As I have been laying it out, I feel that foreign earned income is always “includible in your gross income”. It’s simply that you get the (up to) $91,400 exclusion. It is includible and excludable. I agree that it is not part of adjusted gross income.
In my last post, I think I fairly well also showed that the statutory language that the Schedule M drafter used to deny people, filing from abroad, the Making Work Pay Credit had nothing to do with whether you exclude your foreign earned income. The language was actually there to clarify the Earned Income Credit (EIC) rules regarding “other compensation”. Before 2001, the definition for “earned income” in the EIC made it difficult to calculate, and quite often bumped filers out of eligibility due to things like pension contributions and other employer-provided benefits.
So the new definition was put there to make EIC easier to determine. It had nothing to do with foreign earned income, only now, thanks to Schedule M, it appears to have.

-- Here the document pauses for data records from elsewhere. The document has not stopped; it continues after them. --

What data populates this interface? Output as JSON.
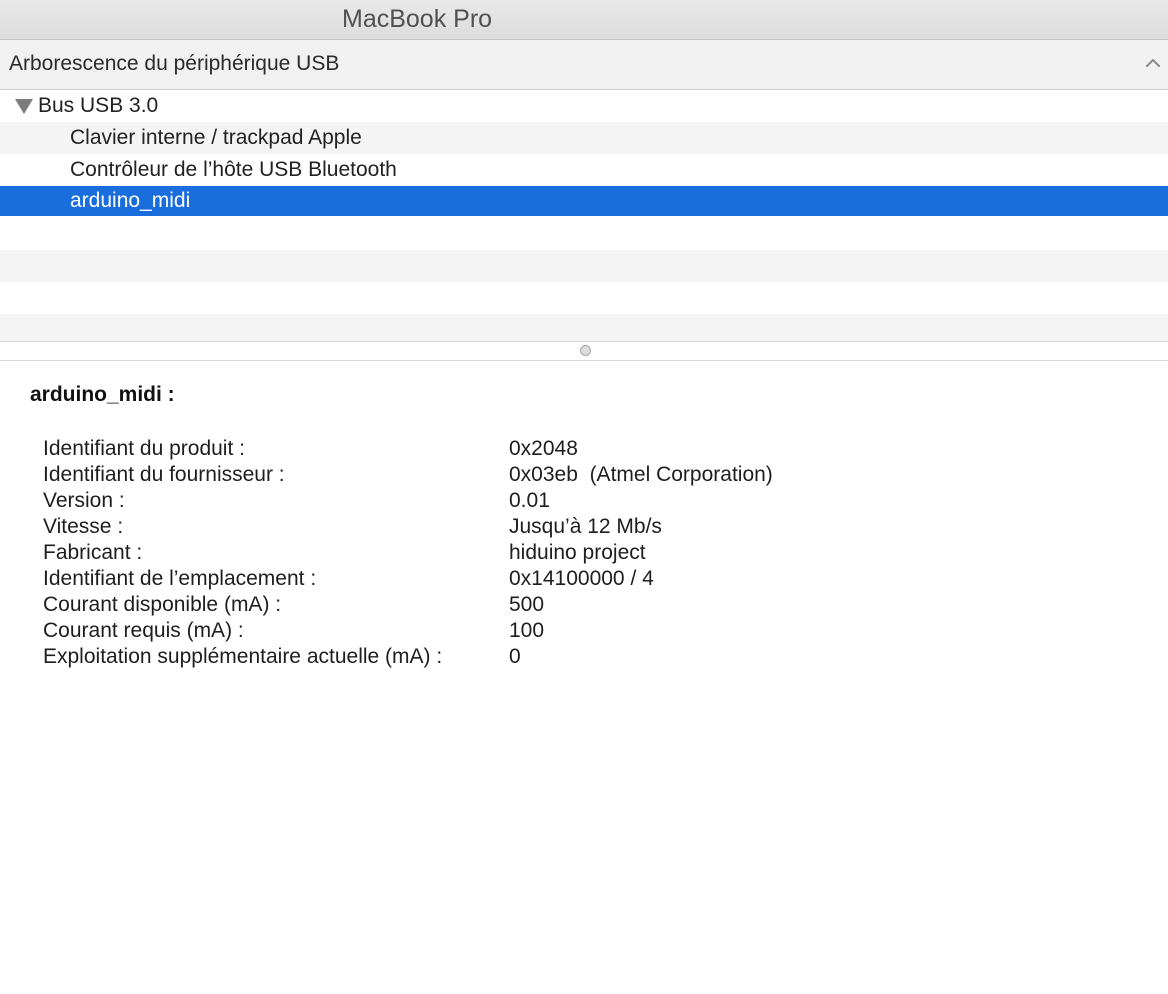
{
  "window": {
    "title": "MacBook Pro"
  },
  "section": {
    "title": "Arborescence du périphérique USB",
    "collapse_icon": "chevron-up-icon"
  },
  "tree": {
    "bus": {
      "label": "Bus USB 3.0",
      "expanded": true
    },
    "devices": [
      {
        "label": "Clavier interne / trackpad Apple",
        "selected": false
      },
      {
        "label": "Contrôleur de l’hôte USB Bluetooth",
        "selected": false
      },
      {
        "label": "arduino_midi",
        "selected": true
      }
    ]
  },
  "details": {
    "title": "arduino_midi :",
    "properties": [
      {
        "key": "Identifiant du produit :",
        "value": "0x2048"
      },
      {
        "key": "Identifiant du fournisseur :",
        "value": "0x03eb  (Atmel Corporation)"
      },
      {
        "key": "Version :",
        "value": "0.01"
      },
      {
        "key": "Vitesse :",
        "value": "Jusqu’à 12 Mb/s"
      },
      {
        "key": "Fabricant :",
        "value": "hiduino project"
      },
      {
        "key": "Identifiant de l’emplacement :",
        "value": "0x14100000 / 4"
      },
      {
        "key": "Courant disponible (mA) :",
        "value": "500"
      },
      {
        "key": "Courant requis (mA) :",
        "value": "100"
      },
      {
        "key": "Exploitation supplémentaire actuelle (mA) :",
        "value": "0"
      }
    ]
  },
  "colors": {
    "selection": "#1a6ddc",
    "alternate_row": "#f4f4f4"
  }
}
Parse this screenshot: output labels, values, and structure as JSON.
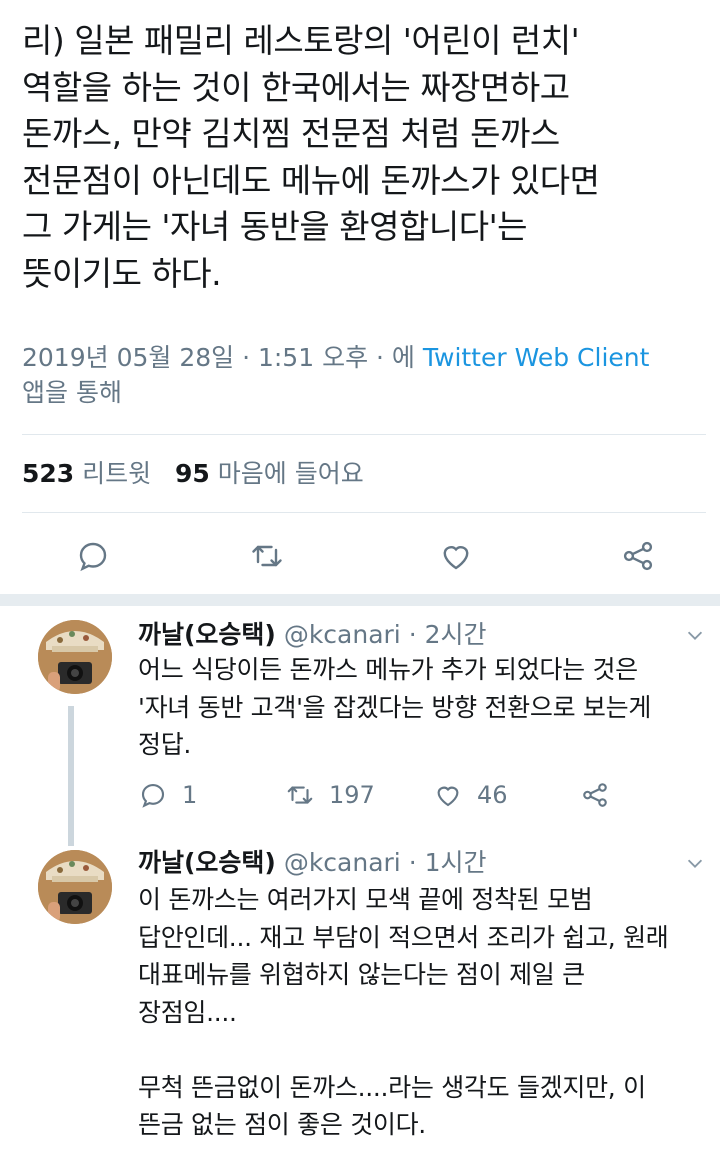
{
  "main_tweet": {
    "text": "리) 일본 패밀리 레스토랑의 '어린이 런치'\n역할을 하는 것이 한국에서는 짜장면하고\n돈까스, 만약 김치찜 전문점 처럼 돈까스\n전문점이 아닌데도 메뉴에 돈까스가 있다면\n그 가게는 '자녀 동반을 환영합니다'는\n뜻이기도 하다.",
    "date": "2019년 05월 28일 · 1:51 오후 · 에 ",
    "client": "Twitter Web Client",
    "via": "앱을 통해",
    "retweet_count": "523",
    "retweet_label": "리트윗",
    "like_count": "95",
    "like_label": "마음에 들어요"
  },
  "actions": {
    "reply": "reply-icon",
    "retweet": "retweet-icon",
    "like": "heart-icon",
    "share": "share-icon"
  },
  "replies": [
    {
      "name": "까날(오승택)",
      "handle": "@kcanari",
      "time": " · 2시간",
      "text": "어느 식당이든 돈까스 메뉴가 추가 되었다는 것은\n'자녀 동반 고객'을 잡겠다는 방향 전환으로 보는게\n정답.",
      "reply_count": "1",
      "retweet_count": "197",
      "like_count": "46"
    },
    {
      "name": "까날(오승택)",
      "handle": "@kcanari",
      "time": " · 1시간",
      "text": "이 돈까스는 여러가지 모색 끝에 정착된 모범\n답안인데... 재고 부담이 적으면서 조리가 쉽고, 원래\n대표메뉴를 위협하지 않는다는 점이 제일 큰\n장점임....\n\n무척 뜬금없이 돈까스....라는 생각도 들겠지만, 이\n뜬금 없는 점이 좋은 것이다."
    }
  ],
  "colors": {
    "text": "#14171a",
    "secondary": "#657786",
    "link": "#1b95e0",
    "divider": "#e1e8ed",
    "thread_line": "#ccd6dd"
  }
}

To wrap up for now, let’s just think a bit about what this novel reading of includible foreign earned income means:
Before, when the rule was clear that foreign earned income is includible in your gross income, it made sense that you have to file a return if you have foreign earned income. It was part of your gross income. That is to say, includible in your gross income. Now the IRS is saying it’s not.
So do you even have to file a return?
Well, the clear rule before was “YES!”. And even what the Service has written in the filing rules of Publication 501 says, “YES!”
U.S. Citizens or Resident Aliens Living Abroad
For purposes of determining whether you must file a return, you must include in your gross income all of the income you earned or received abroad, including any income you can exclude under the foreign earned income exclusion. For more information on special tax rules that may apply to you, see Publication 54, Tax Guide for U.S. Citizens and Resident Aliens Abroad.
So before, again, it was clear: foreign earned income was includible in gross income, regardless of whether later you could exclude it. It makes perfect sense to define it that way, too, since it is the government (and not you) that ultimately determines whether you can exclude the foreign earned income: there is a test on Form 2555. So you have to declare it as gross income.
If it were not includible, the filing rules would simply say that up to $91,400 of your gross income is exempt from tax and should not be considered in whether you must file. (They don’t.) That’s how most of the Americans abroad seem to treat the filing requirement, anyway; and it’s totally illegal!
Only now, the Service is saying in another part of the filing regulations that you should treat your (under) $91,400 of foreign earned income as not part of gross income and therefore exempt from tax! Huh?
Any non-filer abroad who gets a notice from the Service should point Schedule M out. To me, you’re still totally in the wrong, but the IRS is being inconsistent in whether the money is supposed to start out as part of your gross, or no.
[Update: Plus, can anybody really tell me why foreign earned self-employment income is being treated differently than foreign earned income?]